Top 5 Reasons Why Startups Fail
CEO - 04 August 2016 - 12min
CEO - 04 August 2016 - 12min
I’m no VC, but I’ve been running a company that helps startups build products for the last 17 years. We’ve worked with 125+ startups during this time – some exited through profitable acquisitions while some shut shop. But in the process, they’ve given me a few interesting insights. Some of these should be valuable to entrepreneurs starting off with their own new ventures.
So without further ado, here are the top five reasons that trigger startup failure:
EVERY startup customer whose founders worked part-time in the initial stages has failed to take off. Some founders started off part-time, later quitting their jobs to plunge in full time. But that did not seem to help. None of them could raise funds for their ideas (some of which were pretty good).
Perhaps venture capitalist (VCs) view part-time founders as people who lack conviction in their idea or perhaps there are other factors at play like the lack of an appropriate business model. Nevertheless, I haven’t seen an exception to this rule.
Every once in awhile, we run into startup founders who know exactly what they want in a long term. They have the product specification written down to the very last detail. They know exactly what the user wants and the best way to solve the user’s problem. We’ve even had one founder who relocated to India to spend six months developing the perfect product.
You know what – none of them took off. On the contrary, founders who put out a very basic product for customers and prospects to use and react to have always done well. My advice (nothing new, probably common sense) – put out your core product idea for users to validate as fast as possible. Forget the bells and whistles. They can always come in later.
We’ve built some really innovative, technically challenging products that failed only because they were too early. I call it the first-mover disadvantage. The founders invested heavily in their idea and spent time educating buyers, but a follower product came in, took advantage of the groundwork, and walked away with the cake.
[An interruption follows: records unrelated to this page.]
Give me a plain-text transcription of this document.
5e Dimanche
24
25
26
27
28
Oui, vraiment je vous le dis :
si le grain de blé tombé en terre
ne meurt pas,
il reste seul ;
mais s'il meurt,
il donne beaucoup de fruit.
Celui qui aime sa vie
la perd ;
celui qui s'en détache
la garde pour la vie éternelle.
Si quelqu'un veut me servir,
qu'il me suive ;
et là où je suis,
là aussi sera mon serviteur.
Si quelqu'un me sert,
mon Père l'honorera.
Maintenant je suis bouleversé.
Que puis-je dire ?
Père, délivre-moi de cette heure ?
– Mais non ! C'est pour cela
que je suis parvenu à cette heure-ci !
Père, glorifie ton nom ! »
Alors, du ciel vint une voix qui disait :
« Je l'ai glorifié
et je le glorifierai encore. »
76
Way back in 2006, we helped build an m-commerce product with a catalog of over 2 million SKUs on a feature phone platform. While I was super excited at the idea of doing something futuristic back then, the product was too early for its time and tanked at the market.
This is a tricky one to include in this list. I run an offshore product development company, and what I’m going to advise here will definitely benefit companies like mine. But I’ve seen too many founders of Indian origin (we are based in India) waste time trying to set up a captive team in India. They feel they have executed it right, but they don’t seem to “get” the fact that the time they spent on setting up and managing the team could have been better spent acquiring customers, incorporating their feedback and making a great product. And, eventually, they ran out of cash.
In my opinion, founders should start off with an outsourced team and go captive once their need goes beyond 50 people offshore.
Yes, all startups have an exit strategy, but we’ve made some products where the founders were focused solely on the exit. Their entire attention was set on building the technology and patenting it. In the bargain, they totally ignored customer acquisition, servicing, and feedback, thus failing to make the product market-fit.
Net result: they had a great product, a negligible number of users, and no one lining up to acquire their company.